Scrapped Extension of The Esplanade Walking Track Raises Concerns in Sydney’s South

Residents in Sydney’s south are expressing alarm over fears that the state government may cancel a promised extension of The Esplanade walking track around the Cronulla peninsula. The concerns were raised by marine rescue volunteers who cited safety issues. The $7 million plan aimed to extend the pedestrian route along the clifftops from Salmon Haul Reserve to Darook Park on Gunnamatta Bay. Opposition Leader Mark Speakman, who is the Cronulla MP, wrote to residents stating that the government was considering scrapping part of the project. This move has angered Speakman, locals, and the Sutherland Shire Council, prompting an extraordinary meeting to discuss the matter.

The proposed extension includes the state heritage-listed former fisheries research centre at Hungry Point Reserve, which is currently used by Marine Rescue NSW as its operational headquarters. The organization wishes to convert it into a $12 million training complex. Speakman explained that the government is contemplating removing the section of the boardwalk between Hungry Point and Darook Park, which has already been approved and funded. This has raised concerns about exclusive access to the site for Marine Rescue NSW.

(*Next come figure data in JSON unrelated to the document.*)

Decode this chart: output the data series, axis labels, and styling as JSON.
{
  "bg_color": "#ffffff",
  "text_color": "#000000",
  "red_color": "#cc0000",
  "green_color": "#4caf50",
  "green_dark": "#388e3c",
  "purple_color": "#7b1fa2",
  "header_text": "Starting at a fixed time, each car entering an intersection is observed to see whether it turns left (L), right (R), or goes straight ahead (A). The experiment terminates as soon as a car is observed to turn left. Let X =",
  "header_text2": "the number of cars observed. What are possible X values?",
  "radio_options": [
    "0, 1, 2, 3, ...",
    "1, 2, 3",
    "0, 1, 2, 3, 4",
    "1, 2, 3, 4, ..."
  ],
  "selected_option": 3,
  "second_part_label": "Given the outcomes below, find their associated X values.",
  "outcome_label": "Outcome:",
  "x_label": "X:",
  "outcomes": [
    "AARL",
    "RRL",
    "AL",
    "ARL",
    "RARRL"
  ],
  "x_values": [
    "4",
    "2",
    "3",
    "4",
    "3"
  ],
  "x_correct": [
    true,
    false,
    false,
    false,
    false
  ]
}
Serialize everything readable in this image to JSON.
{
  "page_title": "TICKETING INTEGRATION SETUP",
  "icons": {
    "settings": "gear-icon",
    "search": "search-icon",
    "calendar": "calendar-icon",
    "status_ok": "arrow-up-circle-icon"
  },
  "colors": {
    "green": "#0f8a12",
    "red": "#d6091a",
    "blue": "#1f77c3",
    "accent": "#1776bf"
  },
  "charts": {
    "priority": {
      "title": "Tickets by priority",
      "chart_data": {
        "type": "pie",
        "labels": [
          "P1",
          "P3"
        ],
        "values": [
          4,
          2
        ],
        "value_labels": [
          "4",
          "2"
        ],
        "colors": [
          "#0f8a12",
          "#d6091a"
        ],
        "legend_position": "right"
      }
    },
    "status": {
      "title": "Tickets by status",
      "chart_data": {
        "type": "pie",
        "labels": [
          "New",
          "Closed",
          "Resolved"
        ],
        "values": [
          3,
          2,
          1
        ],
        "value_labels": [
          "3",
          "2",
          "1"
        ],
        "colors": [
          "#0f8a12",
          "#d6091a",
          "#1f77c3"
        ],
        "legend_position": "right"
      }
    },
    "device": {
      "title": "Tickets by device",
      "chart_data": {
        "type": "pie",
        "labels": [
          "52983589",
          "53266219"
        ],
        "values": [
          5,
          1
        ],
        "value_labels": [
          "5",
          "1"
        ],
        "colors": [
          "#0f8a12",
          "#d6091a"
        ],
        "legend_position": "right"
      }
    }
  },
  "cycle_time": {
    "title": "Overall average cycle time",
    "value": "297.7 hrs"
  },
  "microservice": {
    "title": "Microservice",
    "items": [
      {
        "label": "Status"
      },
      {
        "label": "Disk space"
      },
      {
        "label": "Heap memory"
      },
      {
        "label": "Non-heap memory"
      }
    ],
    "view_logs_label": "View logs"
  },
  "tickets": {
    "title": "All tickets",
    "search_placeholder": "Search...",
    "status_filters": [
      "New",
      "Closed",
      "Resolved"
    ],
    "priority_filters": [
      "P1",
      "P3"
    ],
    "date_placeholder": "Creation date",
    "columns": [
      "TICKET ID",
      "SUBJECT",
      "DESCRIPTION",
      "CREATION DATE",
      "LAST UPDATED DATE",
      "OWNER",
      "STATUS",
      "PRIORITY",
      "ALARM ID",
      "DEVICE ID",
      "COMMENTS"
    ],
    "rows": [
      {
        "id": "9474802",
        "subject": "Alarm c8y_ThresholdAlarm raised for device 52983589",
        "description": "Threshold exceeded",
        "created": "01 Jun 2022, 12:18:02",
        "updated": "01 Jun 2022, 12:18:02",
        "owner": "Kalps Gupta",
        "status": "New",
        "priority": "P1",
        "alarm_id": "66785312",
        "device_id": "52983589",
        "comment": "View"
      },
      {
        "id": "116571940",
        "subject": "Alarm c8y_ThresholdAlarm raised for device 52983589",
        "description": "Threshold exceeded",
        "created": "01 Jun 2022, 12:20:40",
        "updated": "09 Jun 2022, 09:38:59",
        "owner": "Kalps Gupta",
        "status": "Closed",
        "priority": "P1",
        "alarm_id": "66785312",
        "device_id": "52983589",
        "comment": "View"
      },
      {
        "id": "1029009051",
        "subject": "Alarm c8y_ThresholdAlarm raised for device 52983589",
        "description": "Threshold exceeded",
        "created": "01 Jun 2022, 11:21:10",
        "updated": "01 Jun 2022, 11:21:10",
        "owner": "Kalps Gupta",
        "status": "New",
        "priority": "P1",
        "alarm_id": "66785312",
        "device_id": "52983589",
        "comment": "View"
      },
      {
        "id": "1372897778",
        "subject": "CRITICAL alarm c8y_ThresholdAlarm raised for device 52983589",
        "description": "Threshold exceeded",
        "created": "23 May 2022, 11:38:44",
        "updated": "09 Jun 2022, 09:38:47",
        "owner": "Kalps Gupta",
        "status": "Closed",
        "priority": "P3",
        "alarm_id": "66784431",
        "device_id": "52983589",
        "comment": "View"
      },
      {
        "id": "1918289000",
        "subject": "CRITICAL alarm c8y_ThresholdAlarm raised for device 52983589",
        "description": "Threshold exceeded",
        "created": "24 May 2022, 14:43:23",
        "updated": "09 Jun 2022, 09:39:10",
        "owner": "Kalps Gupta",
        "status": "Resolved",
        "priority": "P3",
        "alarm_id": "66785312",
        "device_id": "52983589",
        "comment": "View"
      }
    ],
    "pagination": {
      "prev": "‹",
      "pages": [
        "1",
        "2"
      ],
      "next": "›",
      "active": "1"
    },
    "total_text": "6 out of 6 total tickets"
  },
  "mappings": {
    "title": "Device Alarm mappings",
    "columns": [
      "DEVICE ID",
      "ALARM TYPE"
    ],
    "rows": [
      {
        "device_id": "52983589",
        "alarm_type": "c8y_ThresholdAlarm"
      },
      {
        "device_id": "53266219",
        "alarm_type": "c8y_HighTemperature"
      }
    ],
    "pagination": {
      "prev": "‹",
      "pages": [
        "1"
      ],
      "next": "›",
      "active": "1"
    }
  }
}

Sutherland Shire Mayor Carmelo Pesce will present a mayoral minute objecting to any plans to curtail the extension or reduce funding for the project. Pesce emphasized that funds had already been allocated by the former government for the full boardwalk extension, which the council would build and maintain. He stressed the importance of having a continuous loop for the community’s benefit and tourism promotion.

Marine Rescue NSW has expressed concerns about the proposed boardwalk obstructing their access to the water and their ability to conduct water safety duties. Lands and Property Minister Steve Kamper stated that these concerns were being considered alongside the need for public access to the reserve outside operational areas for safety reasons. Crown Lands, along with Marine Rescue NSW, the council, and the Hungry Point Reserve Land Manager board, is reviewing the future management of the reserve.

The Hungry Point Reserve is of significant importance to the community due to its natural beauty, rich Aboriginal heritage, and past use for fisheries research and migrant hostel accommodation. The extension of the path to Darook Park is seen as a way to enhance a popular walking route and potentially be the first stage of a public walkway around Port Hacking.